For most of the first half, Georgia held onto its lead with superior outside shooting. Led by J.J. Frazier, who finished the game with 21 points and four 3-pointers made, the Bulldogs shot well enough from long distance to break Baylor out of its 1-3-1 zone.

However, Baylor’s counter move was to pound the ball into the low post. The Bears outscored the Bulldogs 34-30 in the paint, helped mightily by Yante Maten’s foul issues. Baylor bullied the freshman duo of Mike Edwards and Derek Ogbeide with Maten on the bench, keeping the Bears in the game in the first half and opening the outside for the Big 12 behemoths to drain six 3-pointers in the second half.

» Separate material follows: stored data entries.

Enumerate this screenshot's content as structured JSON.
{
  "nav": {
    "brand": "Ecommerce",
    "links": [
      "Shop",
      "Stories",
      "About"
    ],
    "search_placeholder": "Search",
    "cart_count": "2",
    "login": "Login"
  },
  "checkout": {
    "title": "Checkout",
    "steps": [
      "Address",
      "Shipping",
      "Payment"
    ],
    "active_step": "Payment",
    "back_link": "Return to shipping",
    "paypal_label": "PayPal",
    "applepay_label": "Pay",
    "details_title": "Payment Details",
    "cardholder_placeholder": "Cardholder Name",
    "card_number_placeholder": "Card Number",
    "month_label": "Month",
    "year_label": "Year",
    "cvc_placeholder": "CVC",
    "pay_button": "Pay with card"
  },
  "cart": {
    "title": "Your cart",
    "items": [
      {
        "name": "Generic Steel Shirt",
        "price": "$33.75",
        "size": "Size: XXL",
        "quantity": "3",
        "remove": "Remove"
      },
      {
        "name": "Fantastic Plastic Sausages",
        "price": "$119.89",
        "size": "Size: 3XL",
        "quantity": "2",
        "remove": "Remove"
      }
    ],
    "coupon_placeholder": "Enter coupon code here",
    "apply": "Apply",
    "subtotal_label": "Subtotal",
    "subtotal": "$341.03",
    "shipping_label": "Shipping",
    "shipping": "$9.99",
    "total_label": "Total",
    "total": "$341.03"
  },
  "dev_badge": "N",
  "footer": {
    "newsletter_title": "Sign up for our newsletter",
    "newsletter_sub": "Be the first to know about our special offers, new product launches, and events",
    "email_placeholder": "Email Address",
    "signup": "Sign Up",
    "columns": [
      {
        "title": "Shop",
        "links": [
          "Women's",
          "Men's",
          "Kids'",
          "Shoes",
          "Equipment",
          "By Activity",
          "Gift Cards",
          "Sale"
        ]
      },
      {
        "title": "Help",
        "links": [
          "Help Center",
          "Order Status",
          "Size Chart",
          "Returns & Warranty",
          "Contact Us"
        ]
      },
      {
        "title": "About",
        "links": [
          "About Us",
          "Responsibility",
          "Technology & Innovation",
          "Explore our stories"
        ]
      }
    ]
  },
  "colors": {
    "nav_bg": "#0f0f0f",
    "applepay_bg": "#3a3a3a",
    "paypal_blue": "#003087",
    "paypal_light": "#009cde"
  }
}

“Where we had done a nice job taking the 3-point shot away and keeping them out of rhythm in the first half, they got rolling there for a couple minutes,” Fox said. “We didn’t stem the tide fast enough.”

4. Missing Maten

Before the game’s first TV timeout, Maten had already contracted two fouls. He played just two more minutes in the first half and quickly earned two more fouls early in the second half.

Due to the deficit, Maten played with four fouls for much of the second half out of necessity. Maten – who averages 15.6 points and 7.7 rebounds per game – still finished Saturday’s game with 18 points and  seven rebounds.

5. Ranked failures

When an opponent has a number in front of its name, Georgia doesn’t often win.

Georgia has not won a game against a ranked opponent since the Bulldogs beat then-No. 21 Missouri on Jan. 8, 2014. In all, Mark Fox-coached Georgia teams are 7-31 against ranked opponents and are now 0-2 this season with the other loss coming to then-No. 15 Texas A&M.

Georgia returns home to face South Carolina (19-2) on Feb. 2 at 7 p.m. ET.